= Kazakhskaya Pravda =

Russian-language monthly newspaper

Kazakhskaya Pravda (Казахская Правда) is a semi-monthly Russian-language newspaper printed in Almaty, Kazakhstan, with a print run of 5,000. As of 2004, the editor in chief was Aldan Aimbetov, a graduate of the Kazakh State University (Al-Farabi University). He has held that position since 1993. The United States' Country Reports on Human Rights Practices describes their political position as "nationalist". Pal Kolsto of the University of Oslo's Institute of East European and Oriental Studies goes as far as to call them "extremist". They are unusual among Kazakh nationalist-oriented newspapers for publishing in Russian rather than the Kazakh language.

==Political conflicts==
Kazakhskaya Pravda was shut down by the General Prosecutor's office in April 1995 under the charge of "inciting ethnic tension". By September, according to the Minister of Press and Mass Media, the paper was allowed to resume publication. In 2000, Kazakhskaya Pravda was again in court, bringing charges against Irina Savostina of the Pokoleniye political movement, over comments she made during a television interview on KTK and which were also printed in the newspaper Soldat, in which she accused Aimbetov of being connected to the National Security Committee of Kazakhstan. An article in Kazakhskaya Pravda published in January 2004, "Kazakhs face a hidden threat", written by a non-staff writer of the paper, claimed that Uyghur immigrants in Kazakhstan were separatists and terrorists; it drew severe criticism from the Society for Uyghur Culture of Kazakhstan as well as the Kazakh government, and Kazakhskaya Pravda eventually printed a retraction, pointing out that their paper had always shown strong support for the Uyghur "national liberation movement".
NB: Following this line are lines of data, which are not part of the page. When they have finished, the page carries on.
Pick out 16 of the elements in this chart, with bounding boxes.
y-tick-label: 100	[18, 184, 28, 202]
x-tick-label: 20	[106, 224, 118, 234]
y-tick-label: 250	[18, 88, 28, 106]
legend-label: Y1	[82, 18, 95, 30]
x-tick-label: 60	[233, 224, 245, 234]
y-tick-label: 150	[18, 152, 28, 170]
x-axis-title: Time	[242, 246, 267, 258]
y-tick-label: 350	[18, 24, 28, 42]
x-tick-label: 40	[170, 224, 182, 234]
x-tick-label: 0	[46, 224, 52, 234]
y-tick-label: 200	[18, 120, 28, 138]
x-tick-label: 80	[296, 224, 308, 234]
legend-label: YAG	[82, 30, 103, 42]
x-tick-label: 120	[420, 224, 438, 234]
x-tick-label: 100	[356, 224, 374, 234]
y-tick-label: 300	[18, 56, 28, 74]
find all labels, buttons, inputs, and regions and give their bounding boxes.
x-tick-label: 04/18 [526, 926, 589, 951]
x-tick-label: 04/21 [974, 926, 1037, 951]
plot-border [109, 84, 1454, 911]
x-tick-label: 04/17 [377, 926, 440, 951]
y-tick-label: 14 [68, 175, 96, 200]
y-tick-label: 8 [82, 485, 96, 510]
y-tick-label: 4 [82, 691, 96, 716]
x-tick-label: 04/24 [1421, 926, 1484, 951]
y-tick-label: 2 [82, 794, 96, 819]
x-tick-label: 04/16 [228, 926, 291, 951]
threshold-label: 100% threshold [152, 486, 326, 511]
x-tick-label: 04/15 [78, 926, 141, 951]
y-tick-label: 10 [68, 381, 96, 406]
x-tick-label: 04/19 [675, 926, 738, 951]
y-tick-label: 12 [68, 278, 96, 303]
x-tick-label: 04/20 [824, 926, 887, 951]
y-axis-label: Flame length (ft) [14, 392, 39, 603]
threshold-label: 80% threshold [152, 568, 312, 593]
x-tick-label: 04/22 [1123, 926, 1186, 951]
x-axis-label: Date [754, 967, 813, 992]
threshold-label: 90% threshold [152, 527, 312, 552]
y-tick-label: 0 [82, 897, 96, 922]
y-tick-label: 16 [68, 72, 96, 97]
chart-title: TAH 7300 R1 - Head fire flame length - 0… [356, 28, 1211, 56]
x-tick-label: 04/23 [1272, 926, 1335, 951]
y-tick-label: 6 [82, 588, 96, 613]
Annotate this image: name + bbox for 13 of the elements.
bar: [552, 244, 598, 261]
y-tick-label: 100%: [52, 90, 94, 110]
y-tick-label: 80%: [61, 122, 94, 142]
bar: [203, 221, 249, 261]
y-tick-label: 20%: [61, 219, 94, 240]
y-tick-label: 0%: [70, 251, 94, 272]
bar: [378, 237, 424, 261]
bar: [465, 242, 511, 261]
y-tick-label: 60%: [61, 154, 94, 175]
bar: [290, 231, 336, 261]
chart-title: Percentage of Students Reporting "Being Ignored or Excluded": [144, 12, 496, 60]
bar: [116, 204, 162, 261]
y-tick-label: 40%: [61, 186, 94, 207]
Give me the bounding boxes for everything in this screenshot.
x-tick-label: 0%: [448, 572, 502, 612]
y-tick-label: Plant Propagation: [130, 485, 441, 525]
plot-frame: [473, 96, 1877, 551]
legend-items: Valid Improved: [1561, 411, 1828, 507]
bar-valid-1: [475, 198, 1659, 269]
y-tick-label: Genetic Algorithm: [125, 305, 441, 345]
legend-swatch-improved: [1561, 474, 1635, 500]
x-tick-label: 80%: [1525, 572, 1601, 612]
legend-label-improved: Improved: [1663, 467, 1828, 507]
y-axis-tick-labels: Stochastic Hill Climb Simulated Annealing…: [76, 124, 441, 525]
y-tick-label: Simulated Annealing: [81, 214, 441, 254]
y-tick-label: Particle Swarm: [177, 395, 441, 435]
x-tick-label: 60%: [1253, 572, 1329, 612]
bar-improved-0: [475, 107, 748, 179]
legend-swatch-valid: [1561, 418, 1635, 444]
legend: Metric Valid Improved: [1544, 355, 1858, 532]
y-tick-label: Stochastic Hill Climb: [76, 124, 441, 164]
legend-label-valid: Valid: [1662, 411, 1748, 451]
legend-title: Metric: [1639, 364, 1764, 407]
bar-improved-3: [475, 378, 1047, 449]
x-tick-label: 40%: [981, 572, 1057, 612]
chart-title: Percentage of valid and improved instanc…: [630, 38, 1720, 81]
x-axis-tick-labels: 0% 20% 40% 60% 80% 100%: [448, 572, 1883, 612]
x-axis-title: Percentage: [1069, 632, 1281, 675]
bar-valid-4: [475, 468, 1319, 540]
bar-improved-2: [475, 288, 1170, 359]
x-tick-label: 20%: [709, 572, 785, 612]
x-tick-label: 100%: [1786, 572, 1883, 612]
==Conflicts with other newspapers==
In 1998, an article in the newspaper Karavan accused Aimbetov of using his paper as a platform to publish antisemitic materials; Kazakhskaya Pravda filed suit against Karavan in response and won ₸260,000 in compensation. The April 2002 edition of Kazakhskaya Pravda featured in-depth content on another Kazakhstani newspaper Megapolis, accusing them of defaming the country's honour; Megapolis responded in an editorial soon after entitled "With such a patriot, Kazakhs need no enemies" (С таким патриотом казахам и врагов не надо).